相手は刀を持ち、なおかつ襲ってきた者と同じ狐の仮面をしていたのだ。それがわかり恐怖で体震え、動揺した。そんな様子を見て仮面の人間は笑う。
「どうしたんだ。恐ろしい者を見たって感じだけど」
「あ、あんたが昨日私を襲った奴か」
ムクの問いかけに相手は平然と答えた。
「そうだ。顔を隠してたせいかうまく切れなかったか。しかしあの傷では生きていまい、なぜ生きてるのかな?」
「そんなことよりなぜ襲った! 誰かと勘違いしてないか!?」
ムクは震え声で相手に無実を訴える。
「私は何もしていない……」
しかし、相手は訴えを聞いて、大声で笑った。それにムクは不快感を示した。
「何がおかしい……」
「魔物なんているだけで害。存在しているだけで罪だ。襲った理由はそれだけだ」
相手はそう言いきった。余りにも酷い理由にムクは言葉を失った。
「今日は仮面をとるよ、確実に仕留めるためにね」
そう言って仮面を取り外した。現れたのは若く花の様な愛らさを持つ少女であった。その顔にムクは見覚えがあり、名を呼ぶ。
「葉月……」
「そうさ、呉服屋で働いているあんたの友人のね」
「……嘘だそんなの」
相手の正体が友人であることに、彼女は信じられず、頭が真っ白になった。
「ムクのこと人間だと思ってたんだがある日、気付いたんだ。かすかな魔力で魔物だって事にね。気付いた時は人に紛れて何かしないかと冷や冷やしたよ」
そんな葉月の言葉に思わず、ムクは涙し言葉を口にしようとする。
「私は魔物だ。だけど人間と仲良く……」
しかし辛くて、これ以上の言葉はでなかった。
「……それが最後の言葉でいいな」
葉月は刀を構えムクを見据える。ムクは精神的ショックで動けなかった。葉月の殺意がムクに向けられたそんな中、私が言葉を発した。
「言い分けないだろ」
「!!」
「!!」
二人は第三者の声に驚き、私に顔を向ける。私は葉月に向かい話しかける。「話を聞いていたが、ムクはアンタのこと友人だと思っていたんだぜ。その上、妖怪はいるだけで罪だとかいってさ。あんた刀を向ける相手が違うぜ」
それを聞いた葉月は殺気がこもった声で言い返す。
「なんだお前。そこの化け物をかばうつもりか?」
「その通り、それに彼女は化け物じゃないムクだ」
「ならばお前から斬ってやる。化け物をかばう奴なんてロクなやつじゃないからな!!」
そう告げ了に刀と敵意を向けた。了もカードを取り出し戦闘態勢に入る。辺りは緊迫した空気に包まれた。
「死ね!!」
相手は了に対し、素早い動きで上段斬りを仕掛けた。それと同時に私は懐からマジックアイテムである【エルカード】を発動。
<アイアン>
その瞬間私の体は鉄と化した。私が使用したものは『エルカード』と呼ばれるマジックアイテムで、使えば特殊能力を授けてくれる。このカードで私は体を『鉄』にした。
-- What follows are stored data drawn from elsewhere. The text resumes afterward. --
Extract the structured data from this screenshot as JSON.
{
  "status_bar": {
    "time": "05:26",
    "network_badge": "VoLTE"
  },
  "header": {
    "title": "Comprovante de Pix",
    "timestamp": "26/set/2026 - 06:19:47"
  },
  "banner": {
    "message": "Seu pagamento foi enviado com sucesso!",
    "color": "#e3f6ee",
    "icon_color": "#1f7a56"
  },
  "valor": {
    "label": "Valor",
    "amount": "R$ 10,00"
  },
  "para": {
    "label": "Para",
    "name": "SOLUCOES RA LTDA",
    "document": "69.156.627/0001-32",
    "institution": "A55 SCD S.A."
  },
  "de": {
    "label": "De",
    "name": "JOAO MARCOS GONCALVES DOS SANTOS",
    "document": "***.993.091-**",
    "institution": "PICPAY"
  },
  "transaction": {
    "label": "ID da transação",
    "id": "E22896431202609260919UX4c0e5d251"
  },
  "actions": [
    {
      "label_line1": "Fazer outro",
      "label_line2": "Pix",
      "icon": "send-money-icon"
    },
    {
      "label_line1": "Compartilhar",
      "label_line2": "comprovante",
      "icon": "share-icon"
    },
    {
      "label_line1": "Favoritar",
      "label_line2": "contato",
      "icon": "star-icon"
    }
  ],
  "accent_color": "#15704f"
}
自分の体を鉄の様にし、刀を片腕で受け止め様とする。刀は鉄を斬れないそう考えてた。しかしそうではなかった。腕は切断とはいかなかったものの、深く斬られてしまう。
「何ッ!?」
「なにを驚いているッ!!」
驚く私に構わず、葉月は追撃を仕掛ける。その攻撃を紙一重で避けて距離を取った。斬撃を避けれたものの、私の心中は穏やかではない。